The National Institute of Standards and Technology is testing a tool that could make it easier for the public-safety community to prototype cutting-edge analytics on streaming video.
The Analytics Container Environment (ACE), being developed to support NIST’s Public Safety Communications Research (PSCR) Division, provides a modular framework for running containerized analytics on streaming video. Essentially, it could be used to detect footage of erupting fires, fights or other emergencies that demand swift public-safety response.
“If there’s a crowd suddenly gathering or a fight breaking out, or a person falls down for no apparent reason, those are important things you would want somebody to notice,” said James Horan, the ACE project lead. “Everybody says they have tons of cameras and nobody to watch them, so [this is] the idea of a detector being able to flag a camera and say, ‘Hey, there’s a fight starting on Camera 27. You may want to look at this.’”
Work on ACE started in 2016, when NIST’s Information Access Division in Gaithersburg, Md., began working with PSCR in Boulder, Colo., on the Public Safety Innovation Accelerator Program (PSAIP). PSCR was looking for projects that would support public-safety priorities, one of which is improved analytics, Horan said. ACE aims to provide a way to incorporate different standalone algorithms or systems into what he called a single testbed for comparing, testing and tweaking.
The tricky part was getting the right data to test. Because privacy is of utmost importance, the videos could not show any identifiable information, such as faces. Horan and his team started with data already in use at NIST. It wasn’t public-safety data, but it provided “a way to wring out the system,” he said. “One of the things we looked at was cameras that had just traffic -- cars that were going by that you couldn’t recognize, you couldn’t see license plates.”
So far, the team has not been able to run tests with public-safety data. Houston and Baltimore were onboard with participating, but other city needs took precedence, Horan said.
Still, testing is ongoing. The team is currently focused on incorporating analytics at the edge. The environment is designed to be scalable so it can run on a small computing platform next to a camera with some storage, Horan said.
Additionally, they can use ACE to test simulated impairments to networks, such as how analytics will be affected when a camera needs to increase compression because it’s sensing a drop in frame rate.
“In a perfect world, we would set this up in a public-safety space, and they would have a monitor that would show detections and perhaps pop-up cameras to show them what it was detecting,” Horan said. “We want to demonstrate analytics and show them how it would work because we’re trying to get both sides towards the middle: explain to the public-safety guys what the importance from the scientific side is and to the scientific side, we’re trying to explain what the operational side is.”
Another project goal was to make ACE open source so that others could use it. For example, public-safety organizations that want to fuse an object motion detector and a person detector can put those analytics in as modular pieces and connect them either sequentially or in parallel, depending on the application, and return meaningful results.

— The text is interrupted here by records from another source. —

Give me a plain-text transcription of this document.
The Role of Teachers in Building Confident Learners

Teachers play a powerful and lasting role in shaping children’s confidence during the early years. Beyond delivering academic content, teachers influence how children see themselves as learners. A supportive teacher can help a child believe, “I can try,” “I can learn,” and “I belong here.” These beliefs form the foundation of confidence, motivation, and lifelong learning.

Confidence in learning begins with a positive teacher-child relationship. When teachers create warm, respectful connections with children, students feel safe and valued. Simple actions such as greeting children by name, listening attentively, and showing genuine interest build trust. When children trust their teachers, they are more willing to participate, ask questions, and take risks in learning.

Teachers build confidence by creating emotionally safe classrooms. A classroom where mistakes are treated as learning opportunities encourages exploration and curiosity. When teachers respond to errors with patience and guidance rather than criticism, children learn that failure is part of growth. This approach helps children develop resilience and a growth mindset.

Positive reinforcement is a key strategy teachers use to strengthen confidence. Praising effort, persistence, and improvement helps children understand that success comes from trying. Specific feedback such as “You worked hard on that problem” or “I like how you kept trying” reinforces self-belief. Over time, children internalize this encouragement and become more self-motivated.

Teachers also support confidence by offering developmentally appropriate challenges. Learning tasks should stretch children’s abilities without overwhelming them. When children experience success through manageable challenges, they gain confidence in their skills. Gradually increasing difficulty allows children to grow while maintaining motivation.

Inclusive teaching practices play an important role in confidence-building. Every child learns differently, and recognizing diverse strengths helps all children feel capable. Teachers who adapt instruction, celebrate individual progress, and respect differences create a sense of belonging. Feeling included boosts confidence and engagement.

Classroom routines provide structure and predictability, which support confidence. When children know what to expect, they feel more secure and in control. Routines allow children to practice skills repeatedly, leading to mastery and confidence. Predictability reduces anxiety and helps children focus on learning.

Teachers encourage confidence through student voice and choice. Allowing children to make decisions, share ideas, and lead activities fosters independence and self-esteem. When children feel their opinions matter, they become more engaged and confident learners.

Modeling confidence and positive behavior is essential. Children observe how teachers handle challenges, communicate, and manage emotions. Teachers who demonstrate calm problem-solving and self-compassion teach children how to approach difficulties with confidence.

Additionally, analytics come in many forms. From PSAIP, Horan’s team received Docker containers and entire systems in Linux environments, he said. By being modular, they could wrap whatever they got in a standardized way.
“I like to call it the Swiss Army knife because you can do a lot of different stuff with it. It was modular by definition,” Horan said of ACE.
Currently, cloud is not part of ACE, but it could be, Horan said -- as long as public-safety agencies can use it. For many, that’s not realistic. When 5G arrives, he said, “we may be able to build a distributed computing environment made of ACE nodes closer to the edge and have forward-deployed analytics.”
Horan said setting up an experiment with Houston is still an option and that he has been talking with the New Jersey Regional Operations and Intelligence Center, too.